Key signals for rumor detection¶
Rumor detection literature emphasizes multiple complementary signals:
- Propagation structure: How the claim spreads through retweets and replies contains signals about veracity. Ma et al. (2018) show that recursive patterns in thread responses—e.g., supportive replies to denials, questioning replies to affirmations—reveal the underlying truth value.
- Temporal dynamics: Early retweet velocity and acceleration patterns differ between true and false rumors.
- User profiles: The reputation, follower count, and verification status of early spreaders matter; false rumors often originate from less-established accounts.
- Stance signals: User comments and replies express explicit stances (support, deny, question, comment) toward the rumor.
- Content features: Linguistic features, sentiment, and emotional language in the rumor itself.
Key papers in this wiki¶
- Kumar & Carley (2019) — Tree LSTMs with Convolution Units to Predict Stance and Rumor Veracity in Social Media Conversations: Proposes Tree LSTM and Binarized Constituency Tree (BCTree) LSTM architectures with convolution units for stance and veracity classification; achieves 0.520 mean F1 for stance and 0.379 for veracity on PHEME dataset, outperforming prior work by 12% and 15% respectively; uses multi-task learning to jointly optimize both tasks.

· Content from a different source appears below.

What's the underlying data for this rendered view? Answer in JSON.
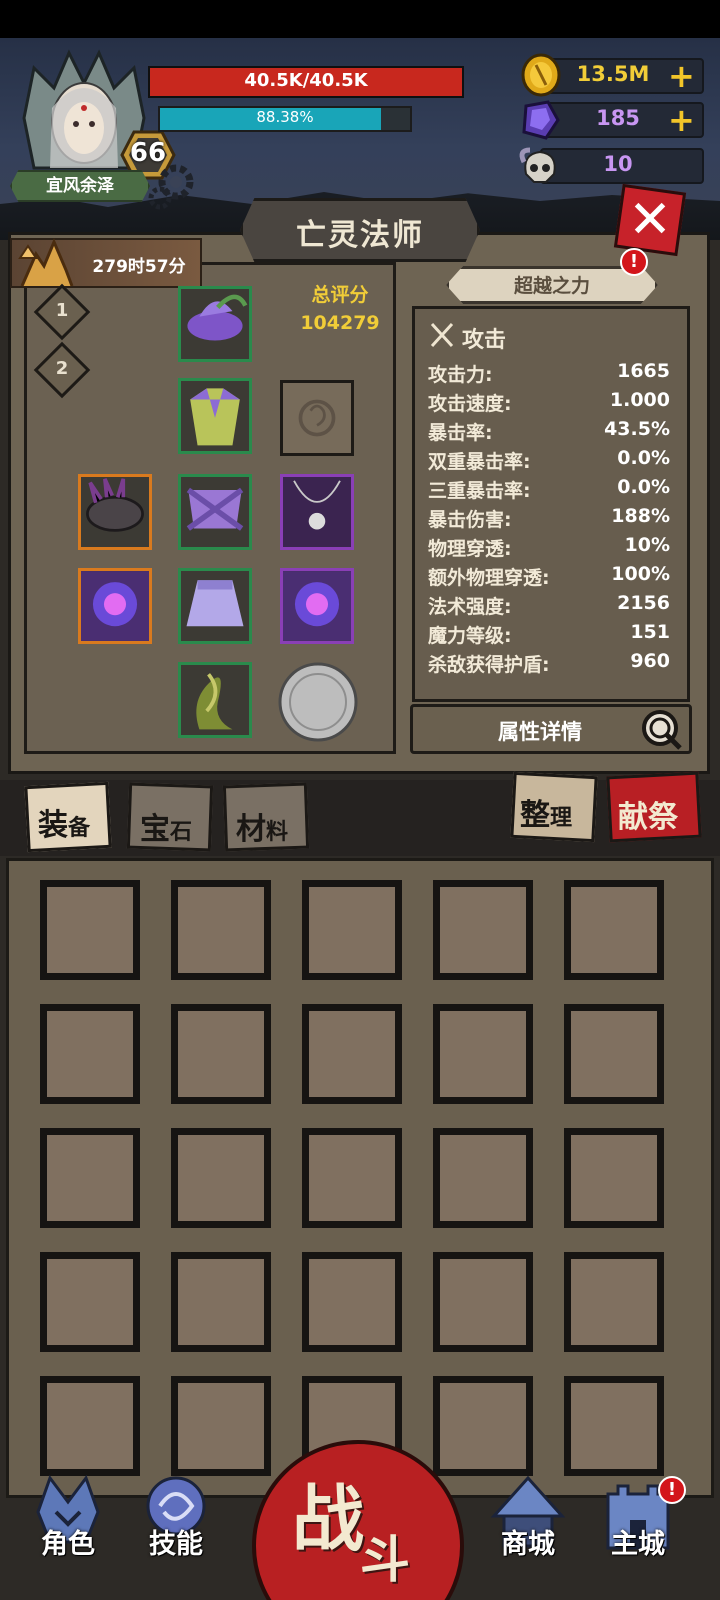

- Lu & Li (2020) — GCAN: Graph-aware Co-Attention Networks for Explainable Fake News Detection: Models retweet propagation sequences using GCN and dual co-attention; achieves 87.7% accuracy on Twitter15 and 90.8% on Twitter16; demonstrates that graph-based representations of user interactions (modeled as fully-connected graphs with cosine-similarity edge weights) capture veracity signals; provides interpretable explanations highlighting suspicious user types and informative words.
- Bian et al. (2020) — Rumor Detection on Social Media with Bi-Directional Graph Convolutional Networks: first GCN-based rumor detection combining top-down propagation patterns (TD-GCN) and bottom-up dispersion patterns (BU-GCN); source-post feature enhancement amplifies early information; achieves 96.1% accuracy on Weibo, 88.6% on Twitter15, 88.0% on Twitter16, with strong early-detection performance.

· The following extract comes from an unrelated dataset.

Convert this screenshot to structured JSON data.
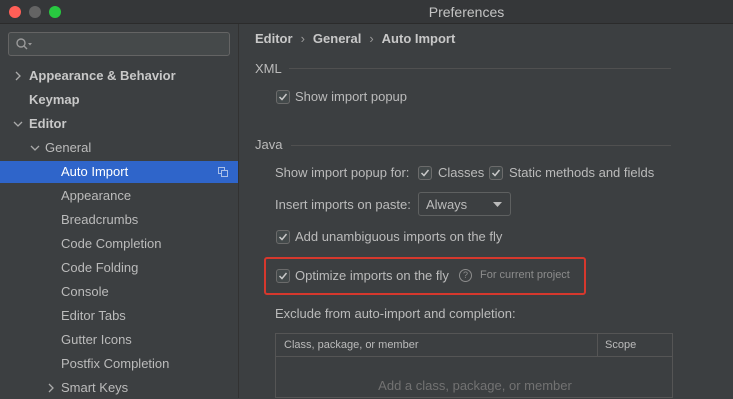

- Ma et al. (2017) — Detect Rumors in Microblog Posts Using Propagation Structure via Kernel Learning: proposes Propagation Tree Kernel (PTK) and context-sensitive variant (cPTK) to detect rumors by measuring structural similarity between propagation trees; extends to finer-grained four-class classification (false/true/unverified/non-rumor); achieves 75% accuracy on Twitter15 with superior early detection (75% accuracy within 24 hours).
- Ma et al. (2018) — Rumor Detection on Twitter with Tree-structured Recursive Neural Networks: proposes bottom-up and top-down recursive neural networks operating on propagation trees; TD-RvNN achieves 72.3% / 73.7% accuracy on Twitter15/16, with superior early detection (8 hours vs. 36 hours to match baseline performance).
- Castillo et al. (2011) — Information Credibility on Twitter: foundational work on Twitter credibility via propagation structure and user reputation; shows retweet tree depth/breadth are strong signals.
- Vosoughi et al. (2017) — The Spread of True and False News Online: empirical foundation showing false news spreads 6× faster and deeper than truth.
Rumor vs. fake news¶
| Aspect | Rumor | Fake News |
|---|---|---|
| Format | Short claim, often unverified at origin | Full article, often mimics news style |
| Platform | Twitter, Weibo, Reddit (social media) | News websites, articles, sometimes Facebook |
| Veracity | Often genuinely unverified; truth emerges through discussion | Usually deliberately false |
| Propagation | Thread-like with discussion and stance expressions | Cascading shares with less discussion |
| Detection approach | Leverage propagation structure + stance signals | Content analysis + source credibility |
Connections¶
- Propagation-based detection: rumor detection makes heavy use of structural signals.
- Social-context-based detection: user profiles and engagement patterns are key signals.
- Stance detection: explicit user stances (support, deny, query) in replies are crucial.
- Twitter: primary platform for rumor research.
- Fake news detection: overlapping but distinct task.